- Developer: GSC Game World
- Publisher: GSC World Publishing
- Platform: Windows
- Release: EU: October 5, 2006; UK: October 6, 2006; NA: December 1, 2006;
- Genres: Real-time strategy, action role-playing
- Modes: Single-player, multiplayer

= Heroes of Annihilated Empires =

2006 video game

Heroes of Annihilated Empires (Герої знищених імперій) is a real-time strategy role-playing video game developed by GSC Game World and released in October 2006.

==Overview==
Heroes of Annihilated Empires is the first installment of a planned trilogy. The developers cite the Heroes of Might and Magic series and their own Cossacks series as inspirations.

The developers describe the game's genre as "RTS vs. RPG" – the game can be played as an action role-playing game with a solo hero unit or as a traditional base-building real-time strategy game. The game engine uses a 3-D world map with 2-D unit sprites, although larger units and the heroes are fully 3-D models. The small units are sprites to save processing power as there can be upwards of several hundred present in large battles. Heroes of Annihilated Empires features four playable races and twelve neutral races. The game supports up to 7 players via LAN or Internet.

==Setting==
The game's setting and storyline were created by Ukrainian novelist Ilya Novak, who received an Encouragement Award at Eurocon 2005. Novak describes the game's genre as "epic dark fantasy". A series of five novels were planned to support the game; as of November 2006, three have been published in Russia.

==Gameplay==
Heroes of Annihilated Empires has four playable races: the Elves (Sylvan Folk), the Undead (Legions of Ashes), the Mechanicians (Dwarves who use machines), and the Cryo Race (barbarians with a specialty in cold magic). Also a fifth race is available through a mod from the GSC forum called Sols (Egyptian Fire Magicians). The player can select one of three hero types: Warrior, Ranger, and Mage. When a game begins, the player can cast a spell called "Rally Troops" to turn the hero into a statue for 30 minutes, and in return gain a few builder units, or sell the spell for 2100 gold coins. If the player sells the spell, the game plays as a role-playing game; otherwise the game plays as a real-time strategy game.

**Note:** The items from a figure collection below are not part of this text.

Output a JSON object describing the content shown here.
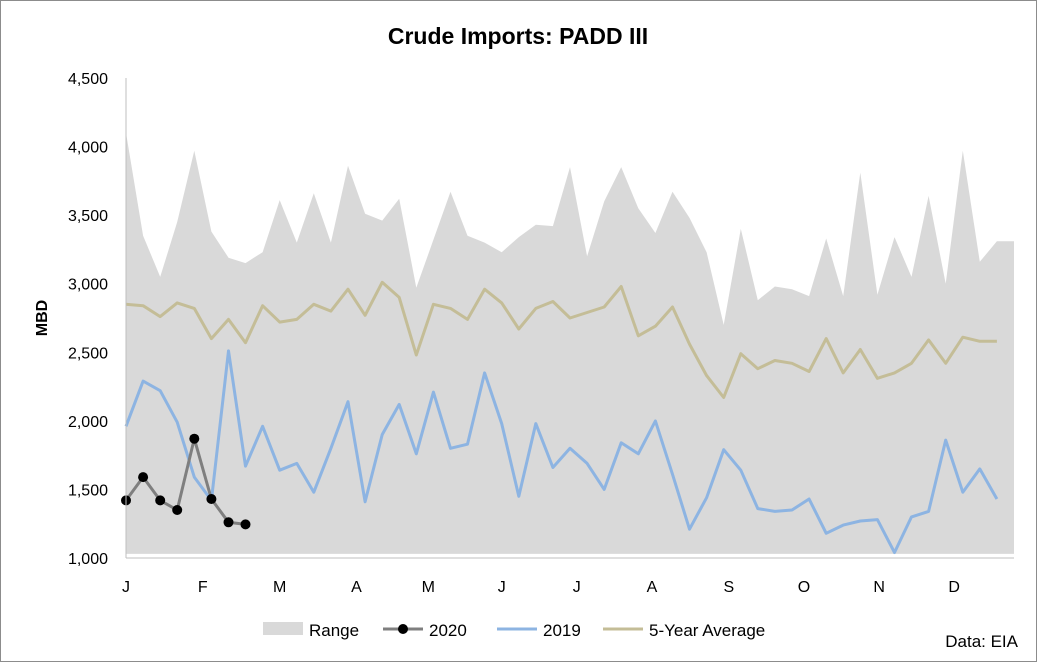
{
  "chart_data": {
    "type": "line",
    "title": "Crude Imports: PADD III",
    "ylabel": "MBD",
    "xlabel": "",
    "ylim": [
      1000,
      4500
    ],
    "yticks": [
      "1,000",
      "1,500",
      "2,000",
      "2,500",
      "3,000",
      "3,500",
      "4,000",
      "4,500"
    ],
    "ytick_values": [
      1000,
      1500,
      2000,
      2500,
      3000,
      3500,
      4000,
      4500
    ],
    "month_labels": [
      "J",
      "F",
      "M",
      "A",
      "M",
      "J",
      "J",
      "A",
      "S",
      "O",
      "N",
      "D"
    ],
    "month_label_weeks": [
      1,
      5.5,
      10,
      14.5,
      18.7,
      23,
      27.4,
      31.8,
      36.3,
      40.7,
      45.1,
      49.5
    ],
    "weeks": 53,
    "grid": false,
    "legend_position": "bottom",
    "range_high": [
      4100,
      3350,
      3050,
      3450,
      3970,
      3380,
      3190,
      3150,
      3230,
      3610,
      3300,
      3660,
      3300,
      3860,
      3510,
      3460,
      3620,
      2970,
      3320,
      3670,
      3350,
      3300,
      3230,
      3340,
      3430,
      3420,
      3850,
      3200,
      3600,
      3850,
      3550,
      3370,
      3670,
      3480,
      3230,
      2700,
      3400,
      2880,
      2980,
      2960,
      2910,
      3330,
      2910,
      3810,
      2920,
      3340,
      3050,
      3640,
      3000,
      3970,
      3160,
      3310,
      3310
    ],
    "range_low": [
      1030,
      1030,
      1030,
      1030,
      1030,
      1030,
      1030,
      1030,
      1030,
      1030,
      1030,
      1030,
      1030,
      1030,
      1030,
      1030,
      1030,
      1030,
      1030,
      1030,
      1030,
      1030,
      1030,
      1030,
      1030,
      1030,
      1030,
      1030,
      1030,
      1030,
      1030,
      1030,
      1030,
      1030,
      1030,
      1030,
      1030,
      1030,
      1030,
      1030,
      1030,
      1030,
      1030,
      1030,
      1030,
      1030,
      1030,
      1030,
      1030,
      1030,
      1030,
      1030,
      1030
    ],
    "series": [
      {
        "name": "2020",
        "color": "#7f7f7f",
        "marker_color": "#000000",
        "values": [
          1420,
          1590,
          1420,
          1350,
          1870,
          1430,
          1260,
          1245
        ]
      },
      {
        "name": "2019",
        "color": "#8db4e2",
        "values": [
          1960,
          2290,
          2220,
          1990,
          1590,
          1420,
          2510,
          1670,
          1960,
          1640,
          1690,
          1480,
          1800,
          2140,
          1410,
          1900,
          2120,
          1760,
          2210,
          1800,
          1830,
          2350,
          1980,
          1450,
          1980,
          1660,
          1800,
          1690,
          1500,
          1840,
          1760,
          2000,
          1610,
          1210,
          1440,
          1790,
          1640,
          1360,
          1340,
          1350,
          1430,
          1180,
          1240,
          1270,
          1280,
          1040,
          1300,
          1340,
          1860,
          1480,
          1650,
          1430
        ]
      },
      {
        "name": "5-Year Average",
        "color": "#c4bd97",
        "values": [
          2850,
          2840,
          2760,
          2860,
          2820,
          2600,
          2740,
          2570,
          2840,
          2720,
          2740,
          2850,
          2800,
          2960,
          2770,
          3010,
          2900,
          2480,
          2850,
          2820,
          2740,
          2960,
          2860,
          2670,
          2820,
          2870,
          2750,
          2790,
          2830,
          2980,
          2620,
          2690,
          2830,
          2560,
          2330,
          2170,
          2490,
          2380,
          2440,
          2420,
          2360,
          2600,
          2350,
          2520,
          2310,
          2350,
          2420,
          2590,
          2420,
          2610,
          2580,
          2580
        ]
      }
    ],
    "range_name": "Range",
    "range_color": "#d9d9d9"
  },
  "legend": {
    "items": [
      "Range",
      "2020",
      "2019",
      "5-Year Average"
    ]
  },
  "source_text": "Data: EIA"
}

On the real-time strategy mode the main focus of involves around base building, resource collection and defeating the opponent. There are also scored games where both players focus on increasing the overall score to achieve victory. The real-time strategy mode allows for battles in ground, water and air levels though naval warfare remains effective only in multiplayer as the AI is unable to build ports and ships.

The real-time strategy battles are huge with thousands of units. Many units like Were-wolves, Vampires etc. are capable of transforming into entirely different units. Were-wolves, for instance, can transform into Archers and Vampires can change themselves into Bats.